Chief Executive of the Sweetspot, the company that organises the tour, Hugh Roberts said: “We wanted to come to Gloucestershire for the hills so they can hurt the riders a little bit and break the race up.
And there’s some glorious countryside around there, which we’d love to show the world.”
And as well as some of the world’s best riders taking part, much of the cycling world will be watching as the riders race through the Gloucestershire countryside.
“2014’s edition of the race which was resurrected in 2004 after a five year hiatus is the first after it has been upgraded to by governing body the UCI, putting it in the second flight of races, behind The Tour de France and one-day classics like Paris-Roubaix.

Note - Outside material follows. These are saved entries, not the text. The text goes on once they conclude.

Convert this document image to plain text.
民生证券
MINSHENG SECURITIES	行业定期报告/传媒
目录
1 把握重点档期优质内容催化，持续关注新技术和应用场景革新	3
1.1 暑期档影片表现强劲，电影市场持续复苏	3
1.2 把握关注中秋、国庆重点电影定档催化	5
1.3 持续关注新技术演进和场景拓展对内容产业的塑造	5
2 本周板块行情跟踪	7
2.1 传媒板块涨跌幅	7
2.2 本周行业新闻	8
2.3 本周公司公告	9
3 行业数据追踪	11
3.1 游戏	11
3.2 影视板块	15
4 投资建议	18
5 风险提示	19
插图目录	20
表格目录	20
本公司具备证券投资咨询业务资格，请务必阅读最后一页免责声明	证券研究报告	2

This means that more of the top-flight teams will be taking part and the timing of the tour, in early September, means that stars like Fabian Cancellara or Peter Sagan might want to use the race as a warm-up for the World Championship Road race to be held in Spain later in the month.
Not that there has been any difficulty in getting British stars along. Tour de France winner and multiple Olympic gold medallist Bradley Wiggins is the defending champion and sprinter and former World Champion Mark Cavendish has won three stages each in 2013 and 2012 and two in 2011.
Chris Hart is the owner of Noah’s Ark cycle shop in Brimscombe.
He said: “We think it;’s brilliant news it’s very exciting.
And we’re hoping it might make them fix the roads around here. It’s quite difficult to ride a specialist racing bike when the roads are so bad as you get impact punctures and if you’ve got expensive wheels and tyres you don’t want to do that.”
Chris saidthat the arrival of the race and some of the world’s best riders had been the topic of conversation in the shop. he said: “There’s 12 of us here, we’re quite a big shop and while we’ll have the shop open, some of the staff will sneak off to watch it I’m sure, I don’t think we’ll be very busy when the race is going right through.
“Perhaps we’ll join in and overtake them all.”